Reviewing old code I wrote helped me to learn:

  • To be more mindful of my code. Even if a piece of my code produces what I want, I should review that code again to see if I can make it more efficient and/or readable.
  • Nesting for loops should be avoided and there are several other efficient, clean, and/or functional programming-based alternatives!
    • Although its not the fastest, I thought efficient1’s use of the dictionary comprehension was the most readable.
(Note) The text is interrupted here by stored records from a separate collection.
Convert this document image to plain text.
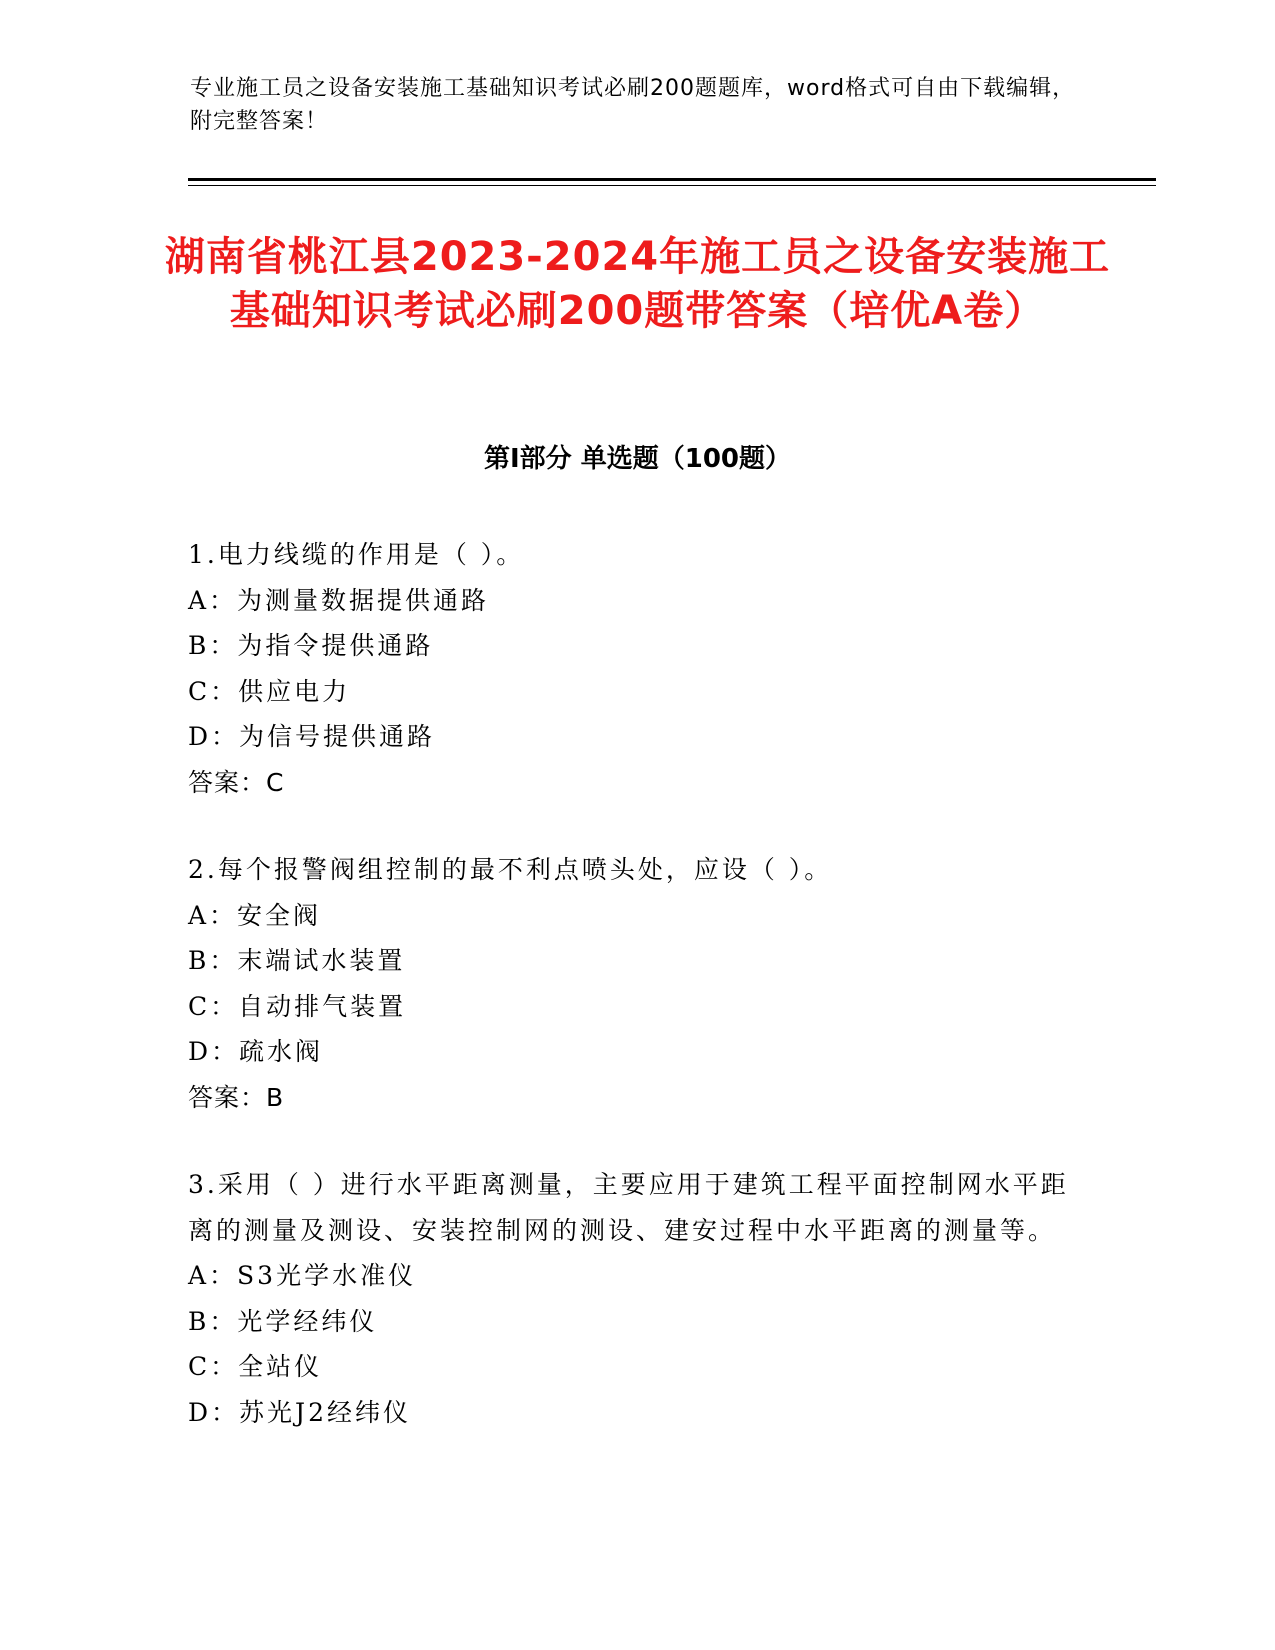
专业施工员之设备安装施工基础知识考试必刷200题题库，word格式可自由下载编辑，附完整答案！
湖南省桃江县2023-2024年施工员之设备安装施工基础知识考试必刷200题带答案（培优A卷）
第I部分 单选题（100题）
1.电力线缆的作用是（ ）。
A：为测量数据提供通路
B：为指令提供通路
C：供应电力
D：为信号提供通路
答案：C
2.每个报警阀组控制的最不利点喷头处，应设（ ）。
A：安全阀
B：末端试水装置
C：自动排气装置
D：疏水阀
答案：B
3.采用（ ）进行水平距离测量，主要应用于建筑工程平面控制网水平距离的测量及测设、安装控制网的测设、建安过程中水平距离的测量等。
A：S3光学水准仪
B：光学经纬仪
C：全站仪
D：苏光J2经纬仪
Besides these main learning points, this code review also made me think about:

  • Writing tests in Python. I frequently write tests in Scala, but have had little exposure to writing tests in Python. I would like to learn more about this!
  • Adding docstrings to my code! Although I typically comment my code well, it is more likely that someone using my code will try to access the docstring for a method, than read the source code.

Did you learn anything from this post? Do you have any ideas for alternative ways to approach this problem? Do I miss anything in this post? If you would like to run any of this code, it is available on github here as a Jupyter notebook.